So far, I’ve tried making three versions of the object abuse collages, with somewhat mixed results. Here’s the first of them – TO SLICE – which feels like one of those instant successes that happen so infrequently — simple, strong, effective.
Random cuts didn’t work for me, but shifting to an approach where the cut removed specific areas such as dark shade or strands of hair was far more successful. In this instant it seems to me the slice operates more in the nature of a drawn line to delineate and edit.
Image choice seems vital. The approach didn’t work on another image pairing I tried but this one seems ideal as both the coloured and black and white images have sufficient details to trigger the cuts.

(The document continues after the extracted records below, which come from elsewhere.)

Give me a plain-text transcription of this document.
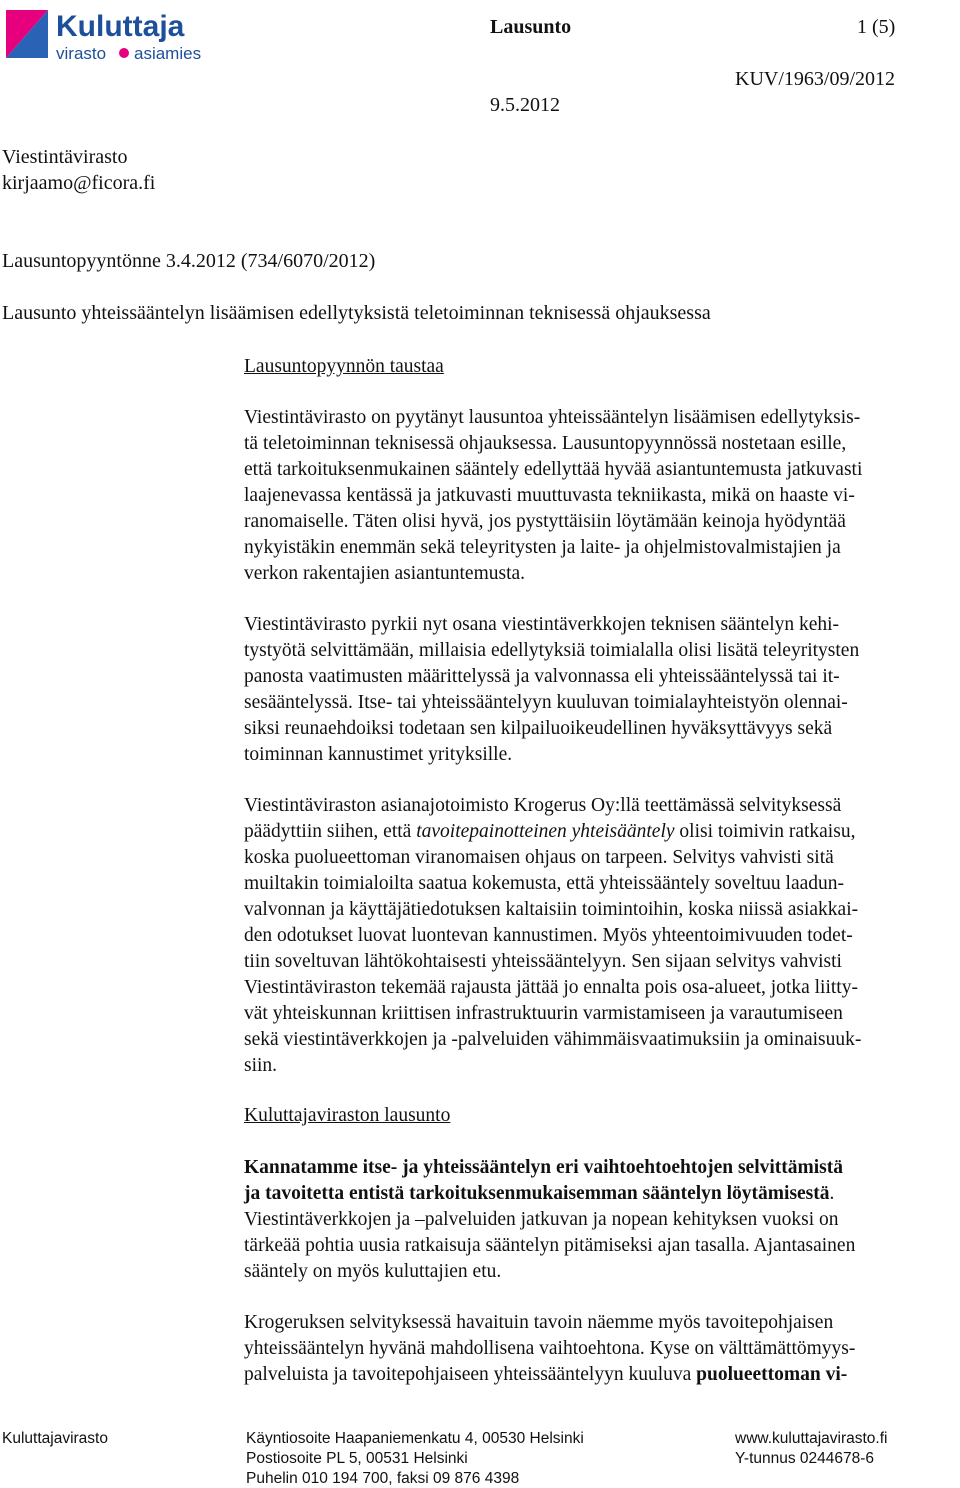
Kuluttaja
virasto asiamies
Lausunto	1 (5)
KUV/1963/09/2012
9.5.2012
Viestintävirasto
kirjaamo@ficora.fi
Lausuntopyyntönne 3.4.2012 (734/6070/2012)
Lausunto yhteissääntelyn lisäämisen edellytyksistä teletoiminnan teknisessä ohjauksessa
Lausuntopyynnön taustaa
Viestintävirasto on pyytänyt lausuntoa yhteissääntelyn lisäämisen edellytyksis-
tä teletoiminnan teknisessä ohjauksessa. Lausuntopyynnössä nostetaan esille,
että tarkoituksenmukainen sääntely edellyttää hyvää asiantuntemusta jatkuvasti
laajenevassa kentässä ja jatkuvasti muuttuvasta tekniikasta, mikä on haaste vi-
ranomaiselle. Täten olisi hyvä, jos pystyttäisiin löytämään keinoja hyödyntää
nykyistäkin enemmän sekä teleyritysten ja laite- ja ohjelmistovalmistajien ja
verkon rakentajien asiantuntemusta.
Viestintävirasto pyrkii nyt osana viestintäverkkojen teknisen sääntelyn kehi-
tystyötä selvittämään, millaisia edellytyksiä toimialalla olisi lisätä teleyritysten
panosta vaatimusten määrittelyssä ja valvonnassa eli yhteissääntelyssä tai it-
sesääntelyssä. Itse- tai yhteissääntelyyn kuuluvan toimialayhteistyön olennai-
siksi reunaehdoiksi todetaan sen kilpailuoikeudellinen hyväksyttävyys sekä
toiminnan kannustimet yrityksille.
Viestintäviraston asianajotoimisto Krogerus Oy:llä teettämässä selvityksessä
päädyttiin siihen, että tavoitepainotteinen yhteisääntely olisi toimivin ratkaisu,
koska puolueettoman viranomaisen ohjaus on tarpeen. Selvitys vahvisti sitä
muiltakin toimialoilta saatua kokemusta, että yhteissääntely soveltuu laadun-
valvonnan ja käyttäjätiedotuksen kaltaisiin toimintoihin, koska niissä asiakkai-
den odotukset luovat luontevan kannustimen. Myös yhteentoimivuuden todet-
tiin soveltuvan lähtökohtaisesti yhteissääntelyyn. Sen sijaan selvitys vahvisti
Viestintäviraston tekemää rajausta jättää jo ennalta pois osa-alueet, jotka liitty-
vät yhteiskunnan kriittisen infrastruktuurin varmistamiseen ja varautumiseen
sekä viestintäverkkojen ja -palveluiden vähimmäisvaatimuksiin ja ominaisuuk-
siin.
Kuluttajaviraston lausunto
Kannatamme itse- ja yhteissääntelyn eri vaihtoehtoehtojen selvittämistä
ja tavoitetta entistä tarkoituksenmukaisemman sääntelyn löytämisestä.
Viestintäverkkojen ja –palveluiden jatkuvan ja nopean kehityksen vuoksi on
tärkeää pohtia uusia ratkaisuja sääntelyn pitämiseksi ajan tasalla. Ajantasainen
sääntely on myös kuluttajien etu.
Krogeruksen selvityksessä havaituin tavoin näemme myös tavoitepohjaisen
yhteissääntelyn hyvänä mahdollisena vaihtoehtona. Kyse on välttämättömyys-
palveluista ja tavoitepohjaiseen yhteissääntelyyn kuuluva puolueettoman vi-
Kuluttajavirasto	Käyntiosoite Haapaniemenkatu 4, 00530 Helsinki
Postiosoite PL 5, 00531 Helsinki
Puhelin 010 194 700, faksi 09 876 4398
www.kuluttajavirasto.fi
Y-tunnus 0244678-6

What remains doesn’t need to be fixed down and in the example shown here I’ve clipped it to a mirrored surface. Although this isn’t easy to capture in a photograph, this allows the paper layers to move slightly, giving them 3-dimensionality.
Use of clips allows / encourages re-arrangement and also confers the risk things may fall apart — something that fits well with the conceptual thinking behind the work. The clips work well but I might test alternative models — stainless steel bull-dog clips or the more streamlined Rapesco Supaclip system.
Use of the mirror as a support surface allows reflection to subtly pull both viewer and surroundings into the image, creating an ever-shifting reality.